We bought the P43 years ago for a house that’s just barely over 1,000 sq. ft. We were told that stove was perfect for the house size and open layout. Loved it the first year. Loved the second year, though the combustion fan and auger both went, but the warranty covered the auger so we didn’t have to pay for that. In the third year, the distribution blower fan went. At this point, we were about $400 in repairs and $400 in professional cleanings. We’re into the fifth year now and are at a point where we don’t know if it’s worth fixing it again, The burn pot at the top near the air holes cracked. The combustion fan is also shot again. The ignitor is also starting to have issues, and we were told if we’re doing the burn pot, it makes sense to do them both. All in all, we were quoted about $700 for the repairs. We have a 15-year-old wood stove that’s in better shape and is in perfect working condition, inspected, and the chimney is cleaned. We’re considering going back to wood instead, even if it is more work.

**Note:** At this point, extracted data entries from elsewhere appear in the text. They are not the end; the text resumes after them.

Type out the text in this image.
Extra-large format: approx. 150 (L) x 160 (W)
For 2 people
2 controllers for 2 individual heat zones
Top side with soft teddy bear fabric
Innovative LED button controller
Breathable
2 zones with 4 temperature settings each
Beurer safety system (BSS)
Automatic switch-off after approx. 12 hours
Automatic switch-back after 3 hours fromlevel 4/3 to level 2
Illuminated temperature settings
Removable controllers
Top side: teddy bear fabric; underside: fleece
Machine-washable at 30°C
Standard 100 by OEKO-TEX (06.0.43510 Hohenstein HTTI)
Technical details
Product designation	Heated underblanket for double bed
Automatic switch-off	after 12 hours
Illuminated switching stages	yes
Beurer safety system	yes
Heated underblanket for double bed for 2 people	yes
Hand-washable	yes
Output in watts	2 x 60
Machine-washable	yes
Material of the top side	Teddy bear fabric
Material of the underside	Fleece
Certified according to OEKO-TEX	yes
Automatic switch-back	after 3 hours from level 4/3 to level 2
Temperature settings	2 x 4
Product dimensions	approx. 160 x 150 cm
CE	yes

Hi Ann, That certainly doesn’t sound like a great experience with the Harman P43! The P43 has a great reputation, and they are usually quite reliable.
Have you tried contacting Harman direct and let them know the problems you are having? You never know, there might be something they can do!
what about inserts.
Hi Bruce – we are working on this in depth details on pellet stove inserts – check back soon!
looking for a pellet stove / boiler, that will work with my in floor heat . the building is 1600sqft . this is my little shop and I can not afford a 10.000 dollar heat system. I need something really simple to operate. I don’t have time to babysit .
Hi Marvin, I actually havent done anything with pellet boilers before. But you have got me interested and I will look into it. You will probably see an article that can help you pop up in the next few weeks.